Do a quick vehicle safety check.  Regardless of how well you take care of your ride, it’s important to perform the following basic safety checks before you go on a road trip. Check: the air conditioning, cooling system and coolant level, other fluid levels, including the oil, brake, transmission, power steering, and windshield washer fluids.  Make sure each reservoir is full.  Do a visual check of all belts and hoses. Make sure there are no signs of bulges, blisters, cracks, or cuts in the rubber. While you’re at it, check all hose connections to make sure they’re secure. After the heavy toll imposed by winter storms and spring rains, windshield wiper blades may need to be replaced. If they aren’t in top condition, invest in new ones before you go. Make sure all the lights on your vehicle are in working order. Check your headlights, brake lights, turn signals, emergency flashers, and interior lights. Towing a trailer? Be sure to also check your trailer including brake lights and turn signals. A failure of the trailer light connection is a common problem and a serious safety hazard.

Emergency Kit:

Make sure you have an emergency roadside kit in the car. Suggested emergency roadside kit contents:

  • Cell phone and charger
  • First aid kit
  • Flashlight
  • Flares and a white flag
  • Jumper cables (or power pack for restarting battery)
  • Tire pressure gauge
  • Jack (and ground mat) for changing a tire
  • Gloves
  • Paper towels
  • Nonperishable food, drinking water, and medicines
  • Extra windshield washer fluid
  • Maps
  • Emergency blankets, towels and coats

Tires:

Check your vehicle’s tire inflation pressure at least once a month and when your tires are cold (when the car hasn’t been driven for three hours or more) and don’t forget to check your spare, if your vehicle is equipped with one. The correct pressure for your tires is listed on a label on the driver’s door pillar or doorframe or in the vehicle owner’s manual.  Also, take five minutes to inspect your tires for signs of excessive or uneven wear. If the tread is worn down to 2/32 of an inch, it’s time to replace your tires. Look for the built in wear bar indicators on your tires.

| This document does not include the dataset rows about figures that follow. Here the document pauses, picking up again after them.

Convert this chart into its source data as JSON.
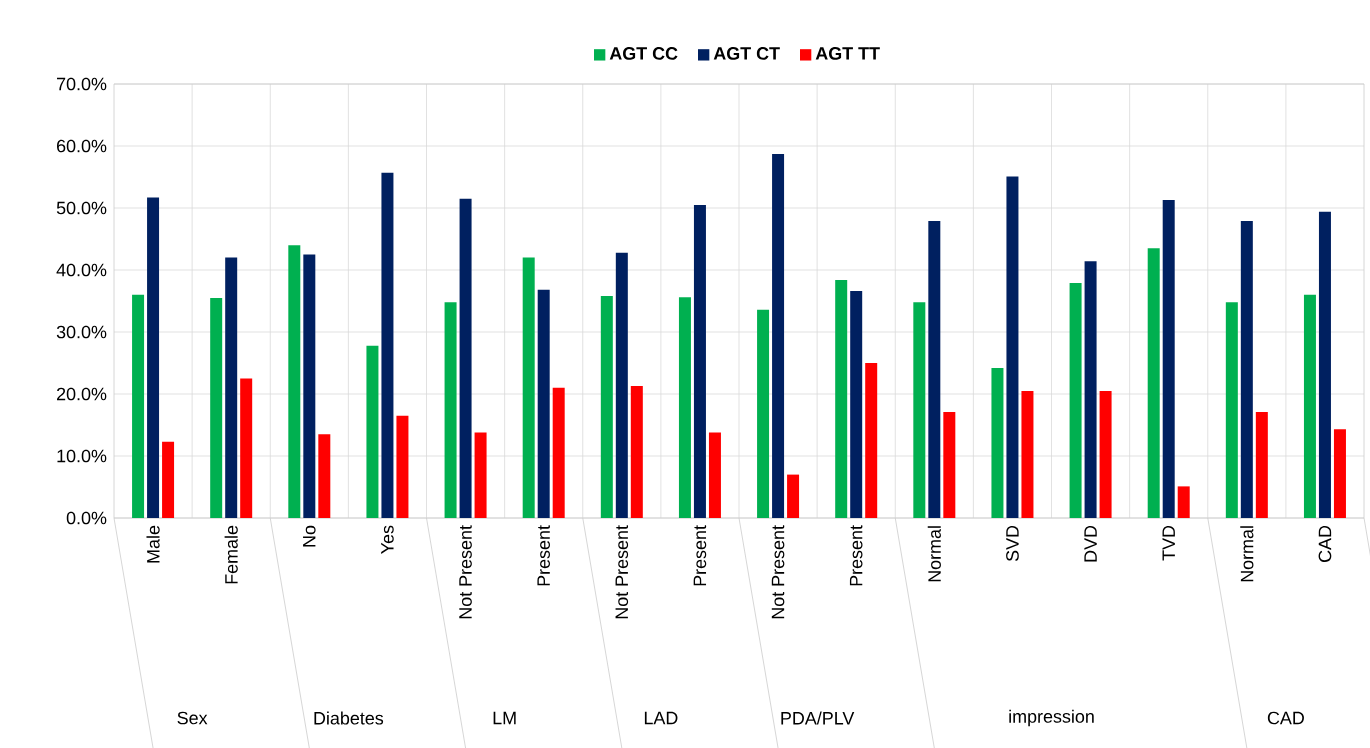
{
  "chart_data": {
    "type": "bar",
    "categories": [
      "Male",
      "Female",
      "No",
      "Yes",
      "Not Present",
      "Present",
      "Not Present",
      "Present",
      "Not Present",
      "Present",
      "Normal",
      "SVD",
      "DVD",
      "TVD",
      "Normal",
      "CAD"
    ],
    "series": [
      {
        "name": "AGT CC",
        "color": "#00b050",
        "values": [
          36,
          35.5,
          44,
          27.8,
          34.8,
          42,
          35.8,
          35.6,
          33.6,
          38.4,
          34.8,
          24.2,
          37.9,
          43.5,
          34.8,
          36
        ]
      },
      {
        "name": "AGT CT",
        "color": "#002060",
        "values": [
          51.7,
          42,
          42.5,
          55.7,
          51.5,
          36.8,
          42.8,
          50.5,
          58.7,
          36.6,
          47.9,
          55.1,
          41.4,
          51.3,
          47.9,
          49.4
        ]
      },
      {
        "name": "AGT TT",
        "color": "#ff0000",
        "values": [
          12.3,
          22.5,
          13.5,
          16.5,
          13.8,
          21,
          21.3,
          13.8,
          7,
          25,
          17.1,
          20.5,
          20.5,
          5.1,
          17.1,
          14.3
        ]
      }
    ],
    "ylim": [
      0,
      70
    ],
    "yticks": [
      {
        "value": 0,
        "label": "0.0%"
      },
      {
        "value": 10,
        "label": "10.0%"
      },
      {
        "value": 20,
        "label": "20.0%"
      },
      {
        "value": 30,
        "label": "30.0%"
      },
      {
        "value": 40,
        "label": "40.0%"
      },
      {
        "value": 50,
        "label": "50.0%"
      },
      {
        "value": 60,
        "label": "60.0%"
      },
      {
        "value": 70,
        "label": "70.0%"
      }
    ],
    "grid": true,
    "legend": "top",
    "annotations": [
      "Sex",
      "Diabetes",
      "LM",
      "LAD",
      "PDA/PLV",
      "impression",
      "CAD"
    ]
  }
}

Buckle Up and Drive Safely:

Protect yourself and your loved ones by buckling up every time, every trip.  Stay alert and remember and plan enough time to stop along the way to take a group stretch, get something to eat and drink, return any calls or text messages, and change drivers if you’re feeling tired or drowsy.  Warmer weather also attracts many types of roadway users, including motorcyclists, bicyclists, and pedestrians. Leave more distance between you and a motorcycle—3 or 4 seconds’ worth.

No Risky Driving:

The focus of every driver, at all times, should be driving. Distracted driving is anything that takes your attention away from driving. The most obvious forms of distraction are cell phone use, texting while driving, eating, drinking, talking with passengers, and using in-vehicle technologies and portable electronic devices.  Alcohol and drugs can also impair perception, judgment, motor skills, and memory, the skills critical for safe and responsible driving. Deaths caused by impaired driving are preventable, and too many lives are tragically cut short in traffic crashes involving drunk and drugged driving.

Be sure to have fun on your next trip, but be sure and make it a safe trip as well on the road!